Fixed Nonlinear Regression - Example

Predicting Recovery from Injury

This example is based on a data set reported in Neter, Wasserman, and Kutner. Suppose a hospital administrator wants to explore the relationship between the chances for long-term recovery of severely injured patients and the number of days spent in the hospital. The data file Patients.sta contains data for 15 patients; specifically, the file contains information on the number of days that each patient was hospitalized (in the variable DAYS) and an index of the prognosis for long-term recovery for each patient (in the variable PROGNOSIS; larger values reflect a better prognosis).

You can access the file Patients.sta using the following ways:

Ribbon bar: Click the Home tab. In the File group, click the Open arrow and select Open Examples. The Open a STATISTICA Data File dialog box is displayed. Patients.sta is located in the Datasets folder.

Classic menus: From the File menu, select Open Examples to display the Open a STATISTICA Data File dialog box.
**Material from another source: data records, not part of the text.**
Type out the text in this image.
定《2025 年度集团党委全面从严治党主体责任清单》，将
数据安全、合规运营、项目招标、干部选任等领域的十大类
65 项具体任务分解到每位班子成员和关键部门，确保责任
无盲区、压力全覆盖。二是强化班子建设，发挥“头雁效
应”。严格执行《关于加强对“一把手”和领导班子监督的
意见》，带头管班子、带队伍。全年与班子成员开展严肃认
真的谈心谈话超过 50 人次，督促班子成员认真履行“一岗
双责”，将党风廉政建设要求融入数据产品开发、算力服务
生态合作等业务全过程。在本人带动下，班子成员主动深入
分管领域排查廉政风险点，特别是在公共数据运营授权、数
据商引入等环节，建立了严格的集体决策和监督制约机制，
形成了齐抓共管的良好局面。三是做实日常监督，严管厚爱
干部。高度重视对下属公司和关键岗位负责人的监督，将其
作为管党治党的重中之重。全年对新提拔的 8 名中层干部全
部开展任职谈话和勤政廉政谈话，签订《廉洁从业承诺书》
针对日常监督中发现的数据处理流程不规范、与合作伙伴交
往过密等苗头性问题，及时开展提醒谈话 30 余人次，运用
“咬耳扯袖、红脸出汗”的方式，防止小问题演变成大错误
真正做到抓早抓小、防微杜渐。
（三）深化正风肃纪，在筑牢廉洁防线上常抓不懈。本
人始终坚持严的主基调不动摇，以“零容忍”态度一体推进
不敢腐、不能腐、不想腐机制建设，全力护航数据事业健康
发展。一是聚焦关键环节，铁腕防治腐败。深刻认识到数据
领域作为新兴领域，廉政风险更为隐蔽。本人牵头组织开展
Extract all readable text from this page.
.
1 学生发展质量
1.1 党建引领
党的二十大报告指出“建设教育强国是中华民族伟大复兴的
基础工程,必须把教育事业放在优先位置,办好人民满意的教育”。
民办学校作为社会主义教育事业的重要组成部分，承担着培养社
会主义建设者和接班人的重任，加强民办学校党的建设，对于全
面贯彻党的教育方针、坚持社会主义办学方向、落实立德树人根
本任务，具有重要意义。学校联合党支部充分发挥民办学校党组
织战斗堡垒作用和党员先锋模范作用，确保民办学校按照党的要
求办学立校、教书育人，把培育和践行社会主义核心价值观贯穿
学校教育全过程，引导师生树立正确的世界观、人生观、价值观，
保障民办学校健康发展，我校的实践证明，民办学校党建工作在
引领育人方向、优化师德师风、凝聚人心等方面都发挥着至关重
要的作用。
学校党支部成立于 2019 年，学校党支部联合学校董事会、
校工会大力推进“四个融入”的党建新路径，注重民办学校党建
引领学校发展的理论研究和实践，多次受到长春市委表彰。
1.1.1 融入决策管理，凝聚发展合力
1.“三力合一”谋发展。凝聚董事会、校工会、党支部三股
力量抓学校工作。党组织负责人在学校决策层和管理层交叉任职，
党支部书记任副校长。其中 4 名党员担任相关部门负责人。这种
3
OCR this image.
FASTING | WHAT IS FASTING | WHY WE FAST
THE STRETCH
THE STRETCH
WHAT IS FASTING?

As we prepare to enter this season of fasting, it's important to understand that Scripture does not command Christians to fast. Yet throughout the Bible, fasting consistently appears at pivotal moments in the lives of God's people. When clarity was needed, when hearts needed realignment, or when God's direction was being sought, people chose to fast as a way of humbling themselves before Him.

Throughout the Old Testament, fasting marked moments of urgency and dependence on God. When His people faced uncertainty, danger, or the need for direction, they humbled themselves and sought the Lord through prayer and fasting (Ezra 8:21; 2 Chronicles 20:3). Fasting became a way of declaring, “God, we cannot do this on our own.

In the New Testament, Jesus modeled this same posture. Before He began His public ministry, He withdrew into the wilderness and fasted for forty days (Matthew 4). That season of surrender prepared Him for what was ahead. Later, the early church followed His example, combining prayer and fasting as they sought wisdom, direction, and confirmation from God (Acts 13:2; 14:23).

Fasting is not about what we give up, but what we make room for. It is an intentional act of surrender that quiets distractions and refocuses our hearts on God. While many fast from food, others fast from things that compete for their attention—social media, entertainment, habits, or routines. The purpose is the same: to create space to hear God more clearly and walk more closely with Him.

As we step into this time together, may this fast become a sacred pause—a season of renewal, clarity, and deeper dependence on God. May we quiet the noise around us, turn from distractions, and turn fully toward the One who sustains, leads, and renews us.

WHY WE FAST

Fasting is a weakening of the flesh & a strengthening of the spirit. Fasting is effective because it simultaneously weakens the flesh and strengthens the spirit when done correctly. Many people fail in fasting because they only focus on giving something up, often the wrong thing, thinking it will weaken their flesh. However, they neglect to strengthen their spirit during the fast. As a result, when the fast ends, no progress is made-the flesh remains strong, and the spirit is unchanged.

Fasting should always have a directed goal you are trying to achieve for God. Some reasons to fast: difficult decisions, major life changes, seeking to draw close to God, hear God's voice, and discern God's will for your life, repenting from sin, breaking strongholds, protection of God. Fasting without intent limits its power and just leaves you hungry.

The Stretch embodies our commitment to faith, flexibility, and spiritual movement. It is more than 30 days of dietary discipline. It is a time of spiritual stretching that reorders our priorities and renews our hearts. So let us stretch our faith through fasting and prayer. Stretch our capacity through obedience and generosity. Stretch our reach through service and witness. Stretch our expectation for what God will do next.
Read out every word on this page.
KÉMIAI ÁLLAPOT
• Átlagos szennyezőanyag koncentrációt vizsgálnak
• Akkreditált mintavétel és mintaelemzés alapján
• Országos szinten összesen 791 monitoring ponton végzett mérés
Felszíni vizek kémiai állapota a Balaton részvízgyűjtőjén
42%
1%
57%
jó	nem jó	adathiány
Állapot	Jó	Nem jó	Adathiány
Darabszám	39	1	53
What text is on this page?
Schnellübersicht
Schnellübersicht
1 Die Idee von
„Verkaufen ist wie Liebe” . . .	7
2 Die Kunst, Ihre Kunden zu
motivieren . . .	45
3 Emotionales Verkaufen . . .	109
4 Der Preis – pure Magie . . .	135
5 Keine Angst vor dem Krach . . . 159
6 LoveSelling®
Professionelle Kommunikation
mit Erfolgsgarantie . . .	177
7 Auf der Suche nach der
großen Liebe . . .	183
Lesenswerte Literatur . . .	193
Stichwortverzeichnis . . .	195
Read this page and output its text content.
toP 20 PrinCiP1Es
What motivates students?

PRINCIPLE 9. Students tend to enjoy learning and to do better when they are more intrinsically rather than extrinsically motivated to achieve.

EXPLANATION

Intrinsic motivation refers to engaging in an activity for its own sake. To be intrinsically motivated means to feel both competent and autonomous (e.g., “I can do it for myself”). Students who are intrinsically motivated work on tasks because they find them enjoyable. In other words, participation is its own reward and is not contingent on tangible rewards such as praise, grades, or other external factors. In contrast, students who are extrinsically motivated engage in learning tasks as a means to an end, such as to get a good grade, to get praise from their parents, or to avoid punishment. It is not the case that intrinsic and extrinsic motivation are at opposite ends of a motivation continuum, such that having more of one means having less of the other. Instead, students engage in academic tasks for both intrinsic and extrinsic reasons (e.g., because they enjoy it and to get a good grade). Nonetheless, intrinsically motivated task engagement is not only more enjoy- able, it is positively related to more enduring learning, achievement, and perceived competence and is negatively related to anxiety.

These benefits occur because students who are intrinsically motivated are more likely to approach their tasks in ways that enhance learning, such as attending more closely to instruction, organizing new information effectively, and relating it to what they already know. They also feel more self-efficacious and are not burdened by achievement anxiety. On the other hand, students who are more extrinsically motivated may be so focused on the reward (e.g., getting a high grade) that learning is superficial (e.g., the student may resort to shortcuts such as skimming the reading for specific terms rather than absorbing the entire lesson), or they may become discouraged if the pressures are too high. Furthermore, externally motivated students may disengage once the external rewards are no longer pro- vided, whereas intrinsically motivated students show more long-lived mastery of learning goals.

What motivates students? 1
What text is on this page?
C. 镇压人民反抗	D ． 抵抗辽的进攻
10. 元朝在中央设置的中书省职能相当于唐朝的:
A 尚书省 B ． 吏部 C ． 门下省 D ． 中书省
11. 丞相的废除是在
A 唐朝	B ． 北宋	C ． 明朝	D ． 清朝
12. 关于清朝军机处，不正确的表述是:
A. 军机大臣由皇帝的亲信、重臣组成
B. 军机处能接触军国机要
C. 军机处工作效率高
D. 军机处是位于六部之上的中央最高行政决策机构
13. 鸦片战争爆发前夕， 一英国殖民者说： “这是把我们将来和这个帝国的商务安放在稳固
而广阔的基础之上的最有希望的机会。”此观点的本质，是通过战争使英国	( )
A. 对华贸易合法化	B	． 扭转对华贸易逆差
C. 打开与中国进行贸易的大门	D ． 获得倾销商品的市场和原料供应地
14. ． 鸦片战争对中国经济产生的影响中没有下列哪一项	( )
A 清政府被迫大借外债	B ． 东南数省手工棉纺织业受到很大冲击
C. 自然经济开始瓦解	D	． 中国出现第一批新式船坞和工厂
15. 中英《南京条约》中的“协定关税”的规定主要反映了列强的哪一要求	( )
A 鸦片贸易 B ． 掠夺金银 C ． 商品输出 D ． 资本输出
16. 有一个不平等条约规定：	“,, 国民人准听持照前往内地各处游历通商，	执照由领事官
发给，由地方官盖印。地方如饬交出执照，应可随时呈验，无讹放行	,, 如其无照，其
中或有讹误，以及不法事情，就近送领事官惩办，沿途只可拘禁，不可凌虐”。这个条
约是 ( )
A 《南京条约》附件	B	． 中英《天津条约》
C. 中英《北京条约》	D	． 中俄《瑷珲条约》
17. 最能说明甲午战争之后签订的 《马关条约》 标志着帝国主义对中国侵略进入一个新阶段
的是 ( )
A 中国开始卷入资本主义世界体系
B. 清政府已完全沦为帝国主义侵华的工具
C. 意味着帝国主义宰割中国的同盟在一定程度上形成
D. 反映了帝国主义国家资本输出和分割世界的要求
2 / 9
Patients.sta is located in the Datasets folder.

Specifying the analysis

You can access the Fixed Nonlinear Regression module using the following ways:

Ribbon bar: Click the Statistics tab. In the Advanced/Multivariate group, click Advanced Models and from the menu, select Fixed Nonlinear Regression. The Fixed Nonlinear Regression Startup Panel dialog box is displayed.

Classic menus: In the Statistics menu click Advanced Linear/Nonlinear Models submenu, select Fixed Nonlinear Regression. The Fixed Nonlinear Regression Startup Panel dialog box is displayed.

Click Variables to display a standard Variable Selection dialog box. Select both the DAYS and PROGNOSIS variables for use in the model, and click OK.

Note: At this point in the analysis it is not necessary to specify which variables are the dependent or independent variables in the model. Select the Review descriptive statistics, correlation matrix check box. Using this option you can review statistics and correlations later in the analysis.
  1. Click OK to display the Nonlinear Components Regression dialog box. You can select up to 10 transformations to be applied to each of the designated variables. Note that for the selected transformation to be successful for each transformed case, the data must be within the range specified as valid for the transformation. Nonvalid cases are eliminated from the analysis. When you click OK in this dialog box, additional variables are created in memory for each variable and transformation. For this example, select the X**2, X**3, and LN(X) check boxes.

  2. Click OK to display the Review Descriptive Statistics dialog box. The summary box at the top of the dialog box indicates that the specified transformations are successfully applied to all cases in the data set.

Reviewing the transformed variables

Click the Correlations on the Quick tab to produce a spreadsheet of correlations between all combinations of the original variables and their respective transformations.
Note: Correlation between DAYS (V1) and PROGNOSIS (V2) is highest (r = -0.977) when PROGNOSIS is logarithmically transformed (LN-V2).

Performing the analysis

  1. Click OK in the Review Descriptive Statistics dialog box to proceed with the analysis.
  2. On the Model Definition dialog box - Quick tab, click Variables to display a standard variable selection dialog box. Select LN-V2 from the Dependent variables list and variable DAYS from the Independent variables list, and then click the OK button.
  3. Click OK in the Model Definition dialog box to calculate the model and display the Multiple Regression Results dialog box. The model fits the data very well, with roughly 95% of the variability in prediction of LN(PROGNOSIS) explained by the model (see the adjusted R2 value in the summary box).

  4. Click Summary: Regression results to display a spreadsheet of model parameters and their associated statistics.

Using the B values for Intercept and DAYS from the spreadsheet, the model can be expressed as:

PROGNOSIS =exp(4.037159 - 0.037974*DAYS)

Reviewing the residual statistics

  1. In the Multiple Regression Results dialog box, select the Residuals/assumptions/prediction tab. Click Perform residual analysis to display the Residual Analysis dialog box.
  2. Select the Residuals tab. Under Type of residual, select Raw residuals option, and click the Histogram. The resulting plot shows that the residual data, though few in number, tend to approximate a normal distribution.

    Note: You can use Interactive Graphics Controls at the bottom of the graph window to adjust the transparency of the plot areas.
  3. Click Predicted vs. observed in the Residual Analysis dialog box on the Scatterplots tab to produce a scatterplot of the predicted and observed values of the dependent variable.

    The resulting plot shows that the predictions are good in a general sense, especially for higher LN(PROGNOSIS) values. Predicting the prognosis for patients whose hospital stay was shorter is less accurate.